2. Geschichte und kulturelle Bedeutung:
- Geschichte: Kuizhou (夔州) ist einer der ältesten tee-produzierenden Bezirke Chinas, den Lu Yu im „Tee-Kanon“ (《茶经》, 8. Jh.) als Anbaugebiet aufführte. In der „Neuen Tang-Geschichte“ (《新唐书·地理志》) ist der Bezirk Kuizhou Yun’an als Tee-Tributär des Reiches verzeichnet. Der Historiograph der Tang-Zeit Li Zhao (李肇) zählte in der „Ergänzung zur Reichsgeschichte“ (《国史补》) berühmte Gongcha auf, darunter „夔州香雨“ („Aromatischer Regen von Kuizhou“), der am Berg Xiangshan nahe Baidicheng produziert wurde.

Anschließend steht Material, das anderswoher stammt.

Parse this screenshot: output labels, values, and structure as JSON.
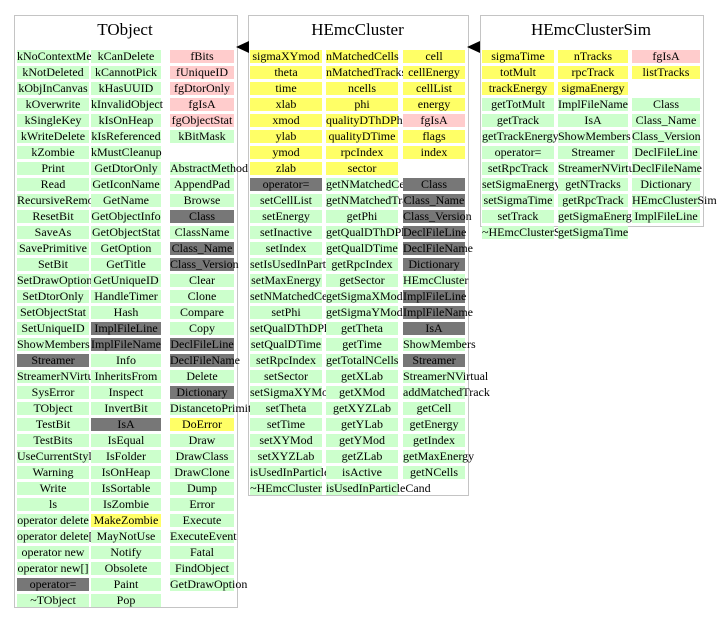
{
  "classes": [
    {
      "title": "TObject",
      "columns": [
        [
          [
            "kNoContextMenu",
            "g"
          ],
          [
            "kNotDeleted",
            "g"
          ],
          [
            "kObjInCanvas",
            "g"
          ],
          [
            "kOverwrite",
            "g"
          ],
          [
            "kSingleKey",
            "g"
          ],
          [
            "kWriteDelete",
            "g"
          ],
          [
            "kZombie",
            "g"
          ],
          [
            "Print",
            "g"
          ],
          [
            "Read",
            "g"
          ],
          [
            "RecursiveRemove",
            "g"
          ],
          [
            "ResetBit",
            "g"
          ],
          [
            "SaveAs",
            "g"
          ],
          [
            "SavePrimitive",
            "g"
          ],
          [
            "SetBit",
            "g"
          ],
          [
            "SetDrawOption",
            "g"
          ],
          [
            "SetDtorOnly",
            "g"
          ],
          [
            "SetObjectStat",
            "g"
          ],
          [
            "SetUniqueID",
            "g"
          ],
          [
            "ShowMembers",
            "g"
          ],
          [
            "Streamer",
            "d"
          ],
          [
            "StreamerNVirtual",
            "g"
          ],
          [
            "SysError",
            "g"
          ],
          [
            "TObject",
            "g"
          ],
          [
            "TestBit",
            "g"
          ],
          [
            "TestBits",
            "g"
          ],
          [
            "UseCurrentStyle",
            "g"
          ],
          [
            "Warning",
            "g"
          ],
          [
            "Write",
            "g"
          ],
          [
            "ls",
            "g"
          ],
          [
            "operator delete",
            "g"
          ],
          [
            "operator delete[]",
            "g"
          ],
          [
            "operator new",
            "g"
          ],
          [
            "operator new[]",
            "g"
          ],
          [
            "operator=",
            "d"
          ],
          [
            "~TObject",
            "g"
          ]
        ],
        [
          [
            "kCanDelete",
            "g"
          ],
          [
            "kCannotPick",
            "g"
          ],
          [
            "kHasUUID",
            "g"
          ],
          [
            "kInvalidObject",
            "g"
          ],
          [
            "kIsOnHeap",
            "g"
          ],
          [
            "kIsReferenced",
            "g"
          ],
          [
            "kMustCleanup",
            "g"
          ],
          [
            "GetDtorOnly",
            "g"
          ],
          [
            "GetIconName",
            "g"
          ],
          [
            "GetName",
            "g"
          ],
          [
            "GetObjectInfo",
            "g"
          ],
          [
            "GetObjectStat",
            "g"
          ],
          [
            "GetOption",
            "g"
          ],
          [
            "GetTitle",
            "g"
          ],
          [
            "GetUniqueID",
            "g"
          ],
          [
            "HandleTimer",
            "g"
          ],
          [
            "Hash",
            "g"
          ],
          [
            "ImplFileLine",
            "d"
          ],
          [
            "ImplFileName",
            "d"
          ],
          [
            "Info",
            "g"
          ],
          [
            "InheritsFrom",
            "g"
          ],
          [
            "Inspect",
            "g"
          ],
          [
            "InvertBit",
            "g"
          ],
          [
            "IsA",
            "d"
          ],
          [
            "IsEqual",
            "g"
          ],
          [
            "IsFolder",
            "g"
          ],
          [
            "IsOnHeap",
            "g"
          ],
          [
            "IsSortable",
            "g"
          ],
          [
            "IsZombie",
            "g"
          ],
          [
            "MakeZombie",
            "y"
          ],
          [
            "MayNotUse",
            "g"
          ],
          [
            "Notify",
            "g"
          ],
          [
            "Obsolete",
            "g"
          ],
          [
            "Paint",
            "g"
          ],
          [
            "Pop",
            "g"
          ]
        ],
        [
          [
            "fBits",
            "p"
          ],
          [
            "fUniqueID",
            "p"
          ],
          [
            "fgDtorOnly",
            "p"
          ],
          [
            "fgIsA",
            "p"
          ],
          [
            "fgObjectStat",
            "p"
          ],
          [
            "kBitMask",
            "g"
          ],
          [
            "",
            "w"
          ],
          [
            "AbstractMethod",
            "g"
          ],
          [
            "AppendPad",
            "g"
          ],
          [
            "Browse",
            "g"
          ],
          [
            "Class",
            "d"
          ],
          [
            "ClassName",
            "g"
          ],
          [
            "Class_Name",
            "d"
          ],
          [
            "Class_Version",
            "d"
          ],
          [
            "Clear",
            "g"
          ],
          [
            "Clone",
            "g"
          ],
          [
            "Compare",
            "g"
          ],
          [
            "Copy",
            "g"
          ],
          [
            "DeclFileLine",
            "d"
          ],
          [
            "DeclFileName",
            "d"
          ],
          [
            "Delete",
            "g"
          ],
          [
            "Dictionary",
            "d"
          ],
          [
            "DistancetoPrimitive",
            "g"
          ],
          [
            "DoError",
            "y"
          ],
          [
            "Draw",
            "g"
          ],
          [
            "DrawClass",
            "g"
          ],
          [
            "DrawClone",
            "g"
          ],
          [
            "Dump",
            "g"
          ],
          [
            "Error",
            "g"
          ],
          [
            "Execute",
            "g"
          ],
          [
            "ExecuteEvent",
            "g"
          ],
          [
            "Fatal",
            "g"
          ],
          [
            "FindObject",
            "g"
          ],
          [
            "GetDrawOption",
            "g"
          ]
        ]
      ]
    },
    {
      "title": "HEmcCluster",
      "columns": [
        [
          [
            "sigmaXYmod",
            "y"
          ],
          [
            "theta",
            "y"
          ],
          [
            "time",
            "y"
          ],
          [
            "xlab",
            "y"
          ],
          [
            "xmod",
            "y"
          ],
          [
            "ylab",
            "y"
          ],
          [
            "ymod",
            "y"
          ],
          [
            "zlab",
            "y"
          ],
          [
            "operator=",
            "d"
          ],
          [
            "setCellList",
            "g"
          ],
          [
            "setEnergy",
            "g"
          ],
          [
            "setInactive",
            "g"
          ],
          [
            "setIndex",
            "g"
          ],
          [
            "setIsUsedInParticleCand",
            "g"
          ],
          [
            "setMaxEnergy",
            "g"
          ],
          [
            "setNMatchedCells",
            "g"
          ],
          [
            "setPhi",
            "g"
          ],
          [
            "setQualDThDPh",
            "g"
          ],
          [
            "setQualDTime",
            "g"
          ],
          [
            "setRpcIndex",
            "g"
          ],
          [
            "setSector",
            "g"
          ],
          [
            "setSigmaXYMod",
            "g"
          ],
          [
            "setTheta",
            "g"
          ],
          [
            "setTime",
            "g"
          ],
          [
            "setXYMod",
            "g"
          ],
          [
            "setXYZLab",
            "g"
          ],
          [
            "isUsedInParticleCand",
            "g"
          ],
          [
            "~HEmcCluster",
            "g"
          ]
        ],
        [
          [
            "nMatchedCells",
            "y"
          ],
          [
            "nMatchedTracks",
            "y"
          ],
          [
            "ncells",
            "y"
          ],
          [
            "phi",
            "y"
          ],
          [
            "qualityDThDPh",
            "y"
          ],
          [
            "qualityDTime",
            "y"
          ],
          [
            "rpcIndex",
            "y"
          ],
          [
            "sector",
            "y"
          ],
          [
            "getNMatchedCells",
            "g"
          ],
          [
            "getNMatchedTracks",
            "g"
          ],
          [
            "getPhi",
            "g"
          ],
          [
            "getQualDThDPh",
            "g"
          ],
          [
            "getQualDTime",
            "g"
          ],
          [
            "getRpcIndex",
            "g"
          ],
          [
            "getSector",
            "g"
          ],
          [
            "getSigmaXMod",
            "g"
          ],
          [
            "getSigmaYMod",
            "g"
          ],
          [
            "getTheta",
            "g"
          ],
          [
            "getTime",
            "g"
          ],
          [
            "getTotalNCells",
            "g"
          ],
          [
            "getXLab",
            "g"
          ],
          [
            "getXMod",
            "g"
          ],
          [
            "getXYZLab",
            "g"
          ],
          [
            "getYLab",
            "g"
          ],
          [
            "getYMod",
            "g"
          ],
          [
            "getZLab",
            "g"
          ],
          [
            "isActive",
            "g"
          ],
          [
            "isUsedInParticleCand",
            "g"
          ]
        ],
        [
          [
            "cell",
            "y"
          ],
          [
            "cellEnergy",
            "y"
          ],
          [
            "cellList",
            "y"
          ],
          [
            "energy",
            "y"
          ],
          [
            "fgIsA",
            "p"
          ],
          [
            "flags",
            "y"
          ],
          [
            "index",
            "y"
          ],
          [
            "",
            "w"
          ],
          [
            "Class",
            "d"
          ],
          [
            "Class_Name",
            "d"
          ],
          [
            "Class_Version",
            "d"
          ],
          [
            "DeclFileLine",
            "d"
          ],
          [
            "DeclFileName",
            "d"
          ],
          [
            "Dictionary",
            "d"
          ],
          [
            "HEmcCluster",
            "g"
          ],
          [
            "ImplFileLine",
            "d"
          ],
          [
            "ImplFileName",
            "d"
          ],
          [
            "IsA",
            "d"
          ],
          [
            "ShowMembers",
            "g"
          ],
          [
            "Streamer",
            "d"
          ],
          [
            "StreamerNVirtual",
            "g"
          ],
          [
            "addMatchedTrack",
            "g"
          ],
          [
            "getCell",
            "g"
          ],
          [
            "getEnergy",
            "g"
          ],
          [
            "getIndex",
            "g"
          ],
          [
            "getMaxEnergy",
            "g"
          ],
          [
            "getNCells",
            "g"
          ]
        ]
      ]
    },
    {
      "title": "HEmcClusterSim",
      "columns": [
        [
          [
            "sigmaTime",
            "y"
          ],
          [
            "totMult",
            "y"
          ],
          [
            "trackEnergy",
            "y"
          ],
          [
            "getTotMult",
            "g"
          ],
          [
            "getTrack",
            "g"
          ],
          [
            "getTrackEnergy",
            "g"
          ],
          [
            "operator=",
            "g"
          ],
          [
            "setRpcTrack",
            "g"
          ],
          [
            "setSigmaEnergy",
            "g"
          ],
          [
            "setSigmaTime",
            "g"
          ],
          [
            "setTrack",
            "g"
          ],
          [
            "~HEmcClusterSim",
            "g"
          ]
        ],
        [
          [
            "nTracks",
            "y"
          ],
          [
            "rpcTrack",
            "y"
          ],
          [
            "sigmaEnergy",
            "y"
          ],
          [
            "ImplFileName",
            "g"
          ],
          [
            "IsA",
            "g"
          ],
          [
            "ShowMembers",
            "g"
          ],
          [
            "Streamer",
            "g"
          ],
          [
            "StreamerNVirtual",
            "g"
          ],
          [
            "getNTracks",
            "g"
          ],
          [
            "getRpcTrack",
            "g"
          ],
          [
            "getSigmaEnergy",
            "g"
          ],
          [
            "getSigmaTime",
            "g"
          ]
        ],
        [
          [
            "fgIsA",
            "p"
          ],
          [
            "listTracks",
            "y"
          ],
          [
            "",
            "w"
          ],
          [
            "Class",
            "g"
          ],
          [
            "Class_Name",
            "g"
          ],
          [
            "Class_Version",
            "g"
          ],
          [
            "DeclFileLine",
            "g"
          ],
          [
            "DeclFileName",
            "g"
          ],
          [
            "Dictionary",
            "g"
          ],
          [
            "HEmcClusterSim",
            "g"
          ],
          [
            "ImplFileLine",
            "g"
          ]
        ]
      ]
    }
  ],
  "colors": {
    "green": "#ccffcc",
    "yellow": "#ffff66",
    "pink": "#ffcccc",
    "gray": "#777777",
    "border": "#c4c4c4"
  },
  "inheritance_arrows": [
    "HEmcCluster → TObject",
    "HEmcClusterSim → HEmcCluster"
  ]
}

Während der Song-Zeit war „宾化早春“ („Frühes Frühjahr von Binhua“) aus Fengjie in der Hauptstadt berühmt – belegt durch das „Jianyan Zaji“ (《建炎杂记》). „Binhua“ ist ein alter Name eines Bezirks von Fengjie, und „frühes Frühjahr“ weist auf die frühe Reife des lokalen Tees hin, die durch das warme Mikroklima der Schlucht bedingt ist. In der Ming-Zeit hielt Huang Yizheng (黄一正) in der Enzyklopädie „Shiwu Ganzhu“ (《事物绀珠·茶类》) den „夔州香山茶“ – „Tee vom Duftberg in Kuizhou“ fest und verfestigte so die Verbindung zwischen dem Berg Xiangshan und der Teetradition. Damit besitzt Xiangshan Gong Cha eine kontinuierliche dokumentarische „Abstammungslinie“ von über tausend Jahren: Tang (Li Zhao, Lu Yu) → Song (Jianyan Zaji) → Ming (Huang Yizheng).

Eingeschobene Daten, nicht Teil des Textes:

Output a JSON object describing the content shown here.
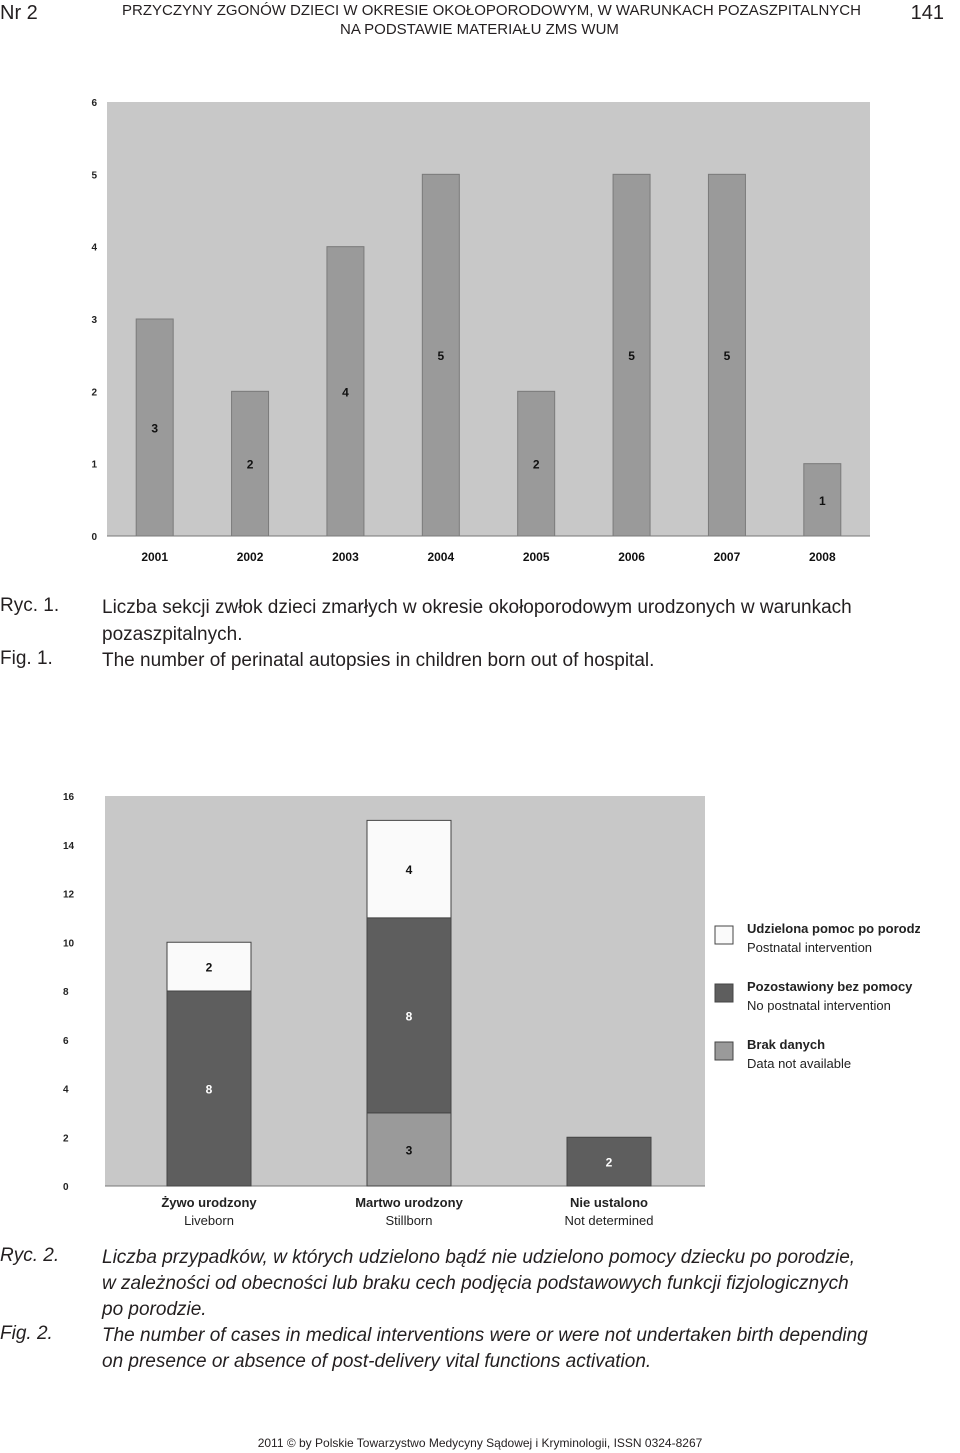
{
  "header": {
    "issue": "Nr 2",
    "title_line1": "PRZYCZYNY ZGONÓW DZIECI W OKRESIE OKOŁOPORODOWYM, W WARUNKACH POZASZPITALNYCH",
    "title_line2": "NA PODSTAWIE MATERIAŁU ZMS WUM",
    "page_number": "141"
  },
  "figure1": {
    "ryc_label": "Ryc. 1.",
    "ryc_text_line1": "Liczba sekcji zwłok dzieci zmarłych w okresie okołoporodowym urodzonych w warunkach",
    "ryc_text_line2": "pozaszpitalnych.",
    "fig_label": "Fig. 1.",
    "fig_text": "The number of perinatal autopsies in children born out of hospital."
  },
  "figure2": {
    "ryc_label": "Ryc. 2.",
    "ryc_text_line1": "Liczba przypadków, w których udzielono bądź nie udzielono pomocy dziecku po porodzie,",
    "ryc_text_line2": "w zależności od obecności lub braku  cech podjęcia podstawowych funkcji fizjologicznych",
    "ryc_text_line3": "po porodzie.",
    "fig_label": "Fig. 2.",
    "fig_text_line1": "The number of cases in medical interventions were or were not undertaken birth depending",
    "fig_text_line2": "on presence or absence of post-delivery vital functions activation."
  },
  "footer": {
    "text": "2011 © by Polskie Towarzystwo Medycyny Sądowej i Kryminologii, ISSN 0324-8267"
  },
  "chart_data": [
    {
      "type": "bar",
      "categories": [
        "2001",
        "2002",
        "2003",
        "2004",
        "2005",
        "2006",
        "2007",
        "2008"
      ],
      "values": [
        3,
        2,
        4,
        5,
        2,
        5,
        5,
        1
      ],
      "data_labels": [
        "3",
        "2",
        "4",
        "5",
        "2",
        "5",
        "5",
        "1"
      ],
      "yticks": [
        "0",
        "1",
        "2",
        "3",
        "4",
        "5",
        "6"
      ],
      "ylim": [
        0,
        6
      ],
      "grid": false,
      "colors": {
        "plot_bg": "#c8c8c8",
        "bar": "#9a9a9a"
      }
    },
    {
      "type": "bar",
      "stacked": true,
      "categories": [
        {
          "pl": "Żywo urodzony",
          "en": "Liveborn"
        },
        {
          "pl": "Martwo urodzony",
          "en": "Stillborn"
        },
        {
          "pl": "Nie ustalono",
          "en": "Not determined"
        }
      ],
      "series": [
        {
          "pl": "Brak danych",
          "en": "Data not available",
          "values": [
            0,
            3,
            0
          ],
          "color": "#9a9a9a"
        },
        {
          "pl": "Pozostawiony bez pomocy",
          "en": "No postnatal intervention",
          "values": [
            8,
            8,
            2
          ],
          "color": "#5e5e5e"
        },
        {
          "pl": "Udzielona pomoc po porodzie",
          "en": "Postnatal intervention",
          "values": [
            2,
            4,
            0
          ],
          "color": "#fafafa"
        }
      ],
      "yticks": [
        "0",
        "2",
        "4",
        "6",
        "8",
        "10",
        "12",
        "14",
        "16"
      ],
      "ylim": [
        0,
        16
      ],
      "legend_position": "right",
      "grid": false,
      "colors": {
        "plot_bg": "#c8c8c8"
      }
    }
  ]
}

Gegen Ende der Qing-Zeit und in den Kriegswirren des 20. Jahrhunderts ging die Technologie verloren. Die Wiederbelebung begann 1991: Die Behörden von Fengjie fügten Fragmente historischer Methoden mit modernen Standards zusammen und stellten die Produktion wieder her. 1995 gewann der Tee Gold der Nationalen Landwirtschaftsausstellung Chinas (中国农博会金奖). 2023 folgte ein Doppelsieg: „Zhong Cha Bei“ (中茶杯金奖) und der Chongqing-Wettbewerb „Dou Cha“ (重庆斗茶大赛金奖).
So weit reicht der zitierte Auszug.